Как-то в речи Савина блеснуло такое:

— Собирал я сегодня один узел, и попалась деталь оригинальной формы: вот она, турель, которая мне нужна! Зарисовал…

Турель — механическая деталь телескопа.

— Ну, а наоборот бывает? — задал я такой важный для меня вопрос.

— Наоборот? — не понял он поначалу.

— Ну да, чтобы, строя телескоп, вы нашли что-то важное для основной работы в лаборатории?

Он улыбнулся:

— Вы что же, думаете — во мне два человека?..

И тогда я догадался, что нелепо разнимать его сутки на часы, раскладывать его жизнь по полкам, что есть в этой жизни единый поток мыслей и чувств, который невозможно разделить, как делит порой остров реку, даже на два рукава, — по «рабочему» и «внерабочему» времени.
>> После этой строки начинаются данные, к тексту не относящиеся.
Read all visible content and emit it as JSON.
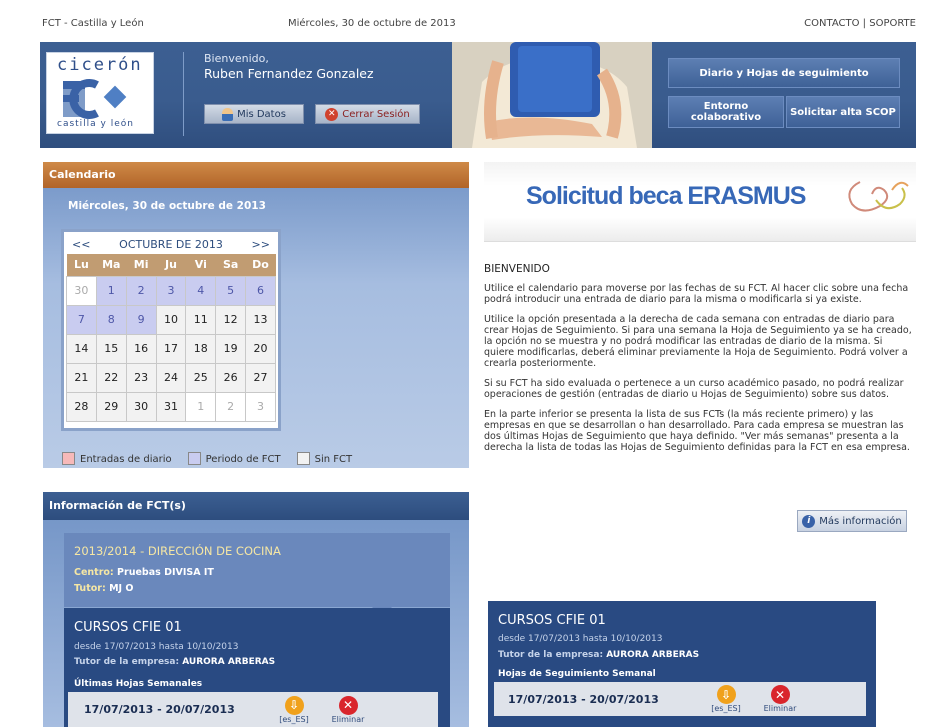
{
  "topbar": {
    "region": "FCT - Castilla y León",
    "date": "Miércoles, 30 de octubre de 2013",
    "contact": "CONTACTO",
    "separator": "|",
    "support": "SOPORTE"
  },
  "logo": {
    "text_top": "cicerón",
    "text_bottom": "castilla y león"
  },
  "header": {
    "greeting": "Bienvenido,",
    "user_name": "Ruben Fernandez Gonzalez",
    "my_data": "Mis Datos",
    "logout": "Cerrar Sesión",
    "diary_button": "Diario y Hojas de seguimiento",
    "collab_button": "Entorno colaborativo",
    "request_button": "Solicitar alta SCOP"
  },
  "calendar_panel": {
    "title": "Calendario",
    "date": "Miércoles, 30 de octubre de 2013",
    "prev": "<<",
    "next": ">>",
    "month": "OCTUBRE DE 2013",
    "weekdays": [
      "Lu",
      "Ma",
      "Mi",
      "Ju",
      "Vi",
      "Sa",
      "Do"
    ],
    "weeks": [
      [
        "30",
        "1",
        "2",
        "3",
        "4",
        "5",
        "6"
      ],
      [
        "7",
        "8",
        "9",
        "10",
        "11",
        "12",
        "13"
      ],
      [
        "14",
        "15",
        "16",
        "17",
        "18",
        "19",
        "20"
      ],
      [
        "21",
        "22",
        "23",
        "24",
        "25",
        "26",
        "27"
      ],
      [
        "28",
        "29",
        "30",
        "31",
        "1",
        "2",
        "3"
      ]
    ],
    "legend": [
      "Entradas de diario",
      "Periodo de FCT",
      "Sin FCT"
    ],
    "legend_colors": [
      "#f7b9b9",
      "#c9ccf0",
      "#f2f2f2"
    ]
  },
  "fct_panel": {
    "title": "Información de FCT(s)",
    "course": "2013/2014 - DIRECCIÓN DE COCINA",
    "center_label": "Centro:",
    "center": "Pruebas DIVISA IT",
    "tutor_label": "Tutor:",
    "tutor": "MJ O"
  },
  "company_left": {
    "name": "CURSOS CFIE 01",
    "dates": "desde 17/07/2013 hasta 10/10/2013",
    "tutor_label": "Tutor de la empresa:",
    "tutor": "AURORA ARBERAS",
    "sheets_label": "Últimas Hojas Semanales",
    "sheet": "17/07/2013 - 20/07/2013",
    "download_label": "[es_ES]",
    "delete_label": "Eliminar"
  },
  "company_right": {
    "name": "CURSOS CFIE 01",
    "dates": "desde 17/07/2013 hasta 10/10/2013",
    "tutor_label": "Tutor de la empresa:",
    "tutor": "AURORA ARBERAS",
    "sheets_label": "Hojas de Seguimiento Semanal",
    "sheet": "17/07/2013 - 20/07/2013",
    "download_label": "[es_ES]",
    "delete_label": "Eliminar"
  },
  "banner": {
    "text": "Solicitud beca ERASMUS"
  },
  "welcome_text": {
    "title": "BIENVENIDO",
    "paragraphs": [
      "Utilice el calendario para moverse por las fechas de su FCT. Al hacer clic sobre una fecha podrá introducir una entrada de diario para la misma o modificarla si ya existe.",
      "Utilice la opción presentada a la derecha de cada semana con entradas de diario para crear Hojas de Seguimiento. Si para una semana la Hoja de Seguimiento ya se ha creado, la opción no se muestra y no podrá modificar las entradas de diario de la misma. Si quiere modificarlas, deberá eliminar previamente la Hoja de Seguimiento. Podrá volver a crearla posteriormente.",
      "Si su FCT ha sido evaluada o pertenece a un curso académico pasado, no podrá realizar operaciones de gestión (entradas de diario u Hojas de Seguimiento) sobre sus datos.",
      "En la parte inferior se presenta la lista de sus FCTs (la más reciente primero) y las empresas en que se desarrollan o han desarrollado. Para cada empresa se muestran las dos últimas Hojas de Seguimiento que haya definido. \"Ver más semanas\" presenta a la derecha la lista de todas las Hojas de Seguimiento definidas para la FCT en esa empresa."
    ],
    "more_info": "Más información"
  }
}
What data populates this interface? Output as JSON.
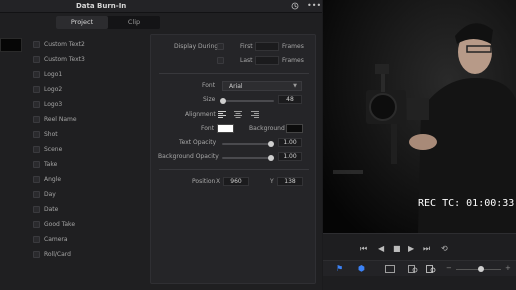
{
  "window": {
    "title": "Data Burn-In",
    "tabs": [
      {
        "label": "Project",
        "active": true
      },
      {
        "label": "Clip",
        "active": false
      }
    ]
  },
  "fields_list": [
    "Custom Text2",
    "Custom Text3",
    "Logo1",
    "Logo2",
    "Logo3",
    "Reel Name",
    "Shot",
    "Scene",
    "Take",
    "Angle",
    "Day",
    "Date",
    "Good Take",
    "Camera",
    "Roll/Card"
  ],
  "settings": {
    "display_during_label": "Display During",
    "first_label": "First",
    "last_label": "Last",
    "frames_label_1": "Frames",
    "frames_label_2": "Frames",
    "font_label": "Font",
    "font_value": "Arial",
    "size_label": "Size",
    "size_value": "48",
    "alignment_label": "Alignment",
    "font_color_label": "Font",
    "font_color": "#ffffff",
    "background_label": "Background",
    "background_color": "#0c0c0c",
    "text_opacity_label": "Text Opacity",
    "text_opacity_value": "1.00",
    "bg_opacity_label": "Background Opacity",
    "bg_opacity_value": "1.00",
    "position_label": "Position",
    "x_label": "X",
    "x_value": "960",
    "y_label": "Y",
    "y_value": "138"
  },
  "viewer": {
    "burn_in_text": "REC TC: 01:00:33"
  },
  "colors": {
    "accent": "#3b82f6"
  }
}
Только в единстве этого потока мыслей и чувств заключается, я думаю, целостность человека, ценность его личности.

Я пишу сейчас не полемические заметки и все же не могу не выразить резкого несогласия с авторами некоторых из публикуемых сейчас в изобилии статей и исследований о проблемах свободного времени, где читателю вольно или невольно внушается мысль, что это очень хорошо, если человек от и до инженер (пусть самый заурядный, бескрылый), а по вечерам разыгрывает сложные пьесы на кларнете.

Меня не особенно радуют модные сейчас среди журналистов разговоры о «людях второго таланта». Талант — это, по-моему, нечто абсолютно цельное, исключающее порядковые номера.

Беседуя с Савиным, все время, поражаешься одной его особенностью: он как бы не допускает мысли, что когда-нибудь будет мир без него.

А между тем однажды он застал мир как бы без себя. В сорок втором вернулся в Москву из госпиталя и получил повестку, что убит и похоронен; было точно указано место — маленькая деревня близ Ржева. А еще раньше о том, что его нет в живых, узнали в военкомате и на заводе. Появляясь в старых местах, он видел лица, в которых отражалось все: и то, что он умер, и то, что воскрес.

А вышло это вот почему: на войну он ушел с любимой в юности книгой — романом Мериме «Хроника времен Карла IX». По-мальчишески рассчитывал, что будет время для чтения. В сорок первом под Ржевом времени на Мериме не оставалось. И компактная, удобная по формату книга стала вместилищем всех документов. Когда его тяжело ранили и унесли, Мериме выпал, остался лежать на земле. Потом ту деревню жестоко разбомбили, потом нашли книгу, раскрыли, увидели документы…

Хорошо, что есть люди, которые уходят на войну с дорогими сердцу книгами, которые показывают поселковым мальчишкам небо в алмазах и любят жизнь, планету с ее горами, детьми, дорогами, исчезающими птицами, новой техникой, равной по масштабам горам, и отдают себя максимально, чтобы защитить и развить в этой жизни, на этой планете все, что делает их достойными человека.

Поэзией любовь к жизни была во все века. И остается ею навечно. Но в наше время все более мощно входит в любовь к жизни и этика: чувство ответственности за красоту мира, за будущее детей. Этика не убивает поэзии — она углубляет ее.